I believe that it is crucial to think of Mental Health/Psychiatric Care as a separate issue from enlightenment.
It is also true that basic buddhist strategies, like mindfulness and right speech and the like have been shown to help correct the neurotransmitter imbalance that leads to mental health disorders.
In some tradtions enlightenment is deliverance from dukkha - which is where the word 'suffering' is translated from and I think your question takes root.
wikipedia:
Within the Buddhist tradition, dukkha is commonly explained according to three different patterns or categories. In the first category, dukkha includes the obvious physical suffering or pain associated with giving birth, growing old, physical illness and the process of dying. These outer discomforts are referred to as the dukkha of ordinary suffering (dukkha-dukkha). In a second category, dukkha also includes the anxiety or stress of trying to hold onto things that are constantly changing; these inner anxieties are called the dukkha produced by change (vipariṇāma-dukkha). The third pattern or category of dukkha refers to a basic unsatisfactoriness pervading all forms of life because all forms of life are impermanent and constantly changing.

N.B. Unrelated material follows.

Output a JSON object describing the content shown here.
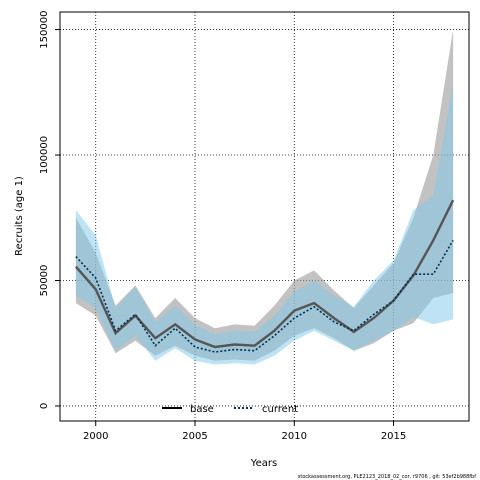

On this level, the term indicates a lack of satisfaction, a sense that things never measure up to our expectations or standards. This subtle dissatisfaction is referred to as the dukkha of conditioned states (saṃkhāra-dukkha).
Buddhism is not a self-help system for sad people. It is a system of looking at experience. One of the most common egoic and twisted pieces of advice I see is that, 'If you meditate, you wil be happier"... which is a ridiculous twisting of the original teachings.